Darrell Brooks is seeking to appeal his conviction for driving his SUV into a Christmas parade in Waukesha, Wisconsin, last year, killing six people and injuring dozens more.
Brooks was found guilty by a jury in the attack and sentenced to life in prison without the possibility of parole. He received a life sentence for each of the six counts of first-degree intentional homicide, to be served consecutively, along with hundreds of hours of confinement for dozens of other criminal charges.
Brooks, 40, filed a handwritten notice of intent on Tuesday to seek post-conviction relief in Waukesha County Circuit Court, initiating the appeal process.
"It is not my intention to bring any controversy before the court, but it is my intention to have this postconviction relief matter reviewed and heard as quickly as possible as there are clear issues of the law and the legal facts in this matter," he wrote in the notice, which was signed from Dodge Correctional Institution in Waupun, Wisconsin.
Additionally, Brooks made a request to have assistance from the public defender's office. He had represented himself during the trial and was temporarily removed multiple times by Judge Jennifer Dorow for disrupting the proceedings.
Court records show the notice of intent to seek post-conviction relief was sent to the state public defender.
Brooks needed to initiate an appeal within 20 days of the sentencing, starting with filing the notice of intent to pursue post-conviction relief.

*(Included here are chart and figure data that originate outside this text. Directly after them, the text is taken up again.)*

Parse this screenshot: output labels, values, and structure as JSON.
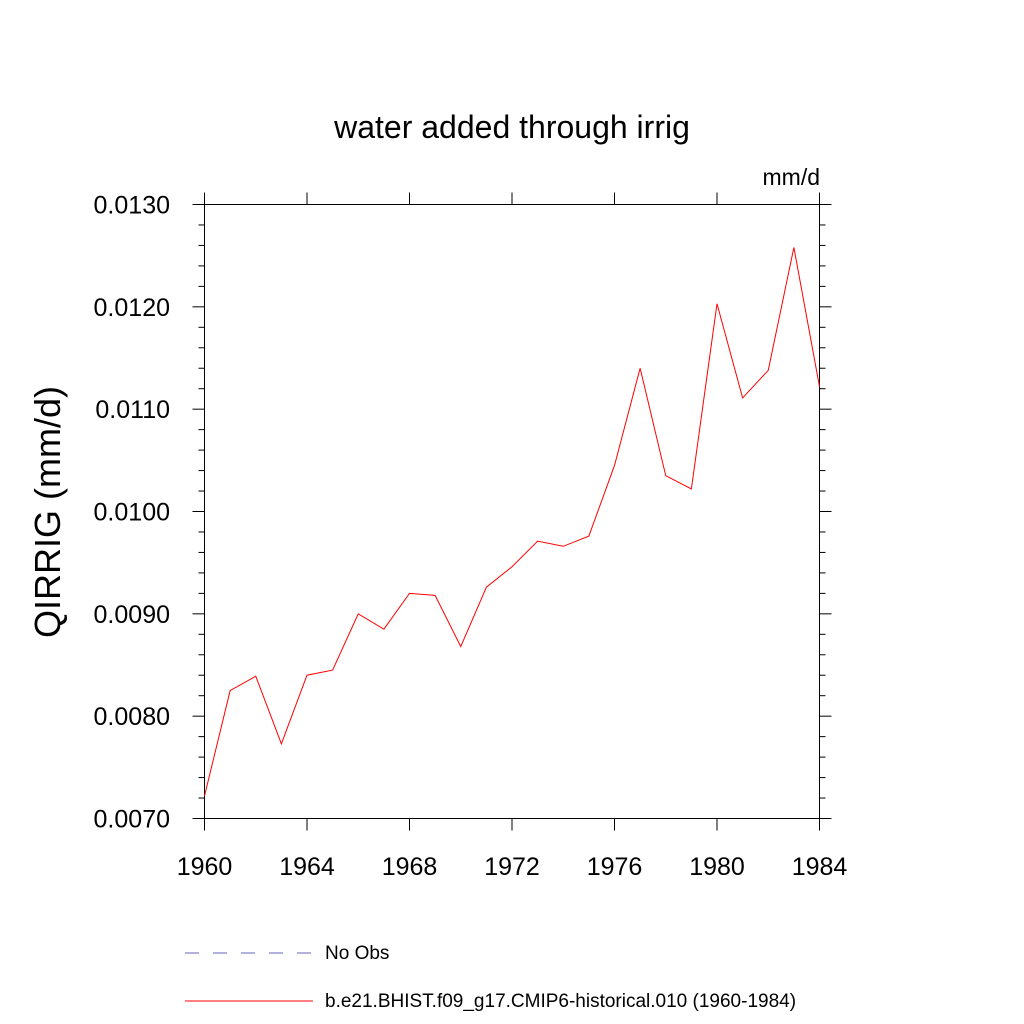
{
  "chart_data": {
    "type": "line",
    "title": "water added through irrig",
    "units": "mm/d",
    "ylabel": "QIRRIG  (mm/d)",
    "xlabel": "",
    "xlim": [
      1960,
      1984
    ],
    "ylim": [
      0.007,
      0.013
    ],
    "x_ticks": [
      "1960",
      "1964",
      "1968",
      "1972",
      "1976",
      "1980",
      "1984"
    ],
    "y_ticks": [
      "0.0070",
      "0.0080",
      "0.0090",
      "0.0100",
      "0.0110",
      "0.0120",
      "0.0130"
    ],
    "grid": false,
    "legend_position": "bottom",
    "x": [
      1960,
      1961,
      1962,
      1963,
      1964,
      1965,
      1966,
      1967,
      1968,
      1969,
      1970,
      1971,
      1972,
      1973,
      1974,
      1975,
      1976,
      1977,
      1978,
      1979,
      1980,
      1981,
      1982,
      1983,
      1984
    ],
    "series": [
      {
        "name": "b.e21.BHIST.f09_g17.CMIP6-historical.010 (1960-1984)",
        "color": "#ff0000",
        "style": "solid",
        "values": [
          0.00722,
          0.00825,
          0.00839,
          0.00773,
          0.0084,
          0.00845,
          0.009,
          0.00885,
          0.0092,
          0.00918,
          0.00868,
          0.00926,
          0.00946,
          0.00971,
          0.00966,
          0.00976,
          0.01045,
          0.0114,
          0.01035,
          0.01022,
          0.01203,
          0.01111,
          0.01138,
          0.01258,
          0.01122
        ]
      }
    ],
    "legend": [
      {
        "label": "No Obs",
        "color": "#6666bb",
        "style": "dashed"
      },
      {
        "label": "b.e21.BHIST.f09_g17.CMIP6-historical.010 (1960-1984)",
        "color": "#ff0000",
        "style": "solid"
      }
    ]
  }
}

The appeal process could take months, according to Wisconsin Public Radio.
A jury found Brooks guilty in October on all 76 counts for barreling his SUV into a Christmas parade on Nov. 21, 2021.
Dorow sentenced Brooks two weeks ago during a two-day hearing that featured emotional statements from dozens of victims and the family members of those killed and injured.
Dorow acknowledged that the sentencing was "largely symbolic," but told Brooks that "it needs to hold you accountable in a very real and tangible way."
Waukesha's Christmas parade is scheduled to return this Sunday for the first time since the deadly attack.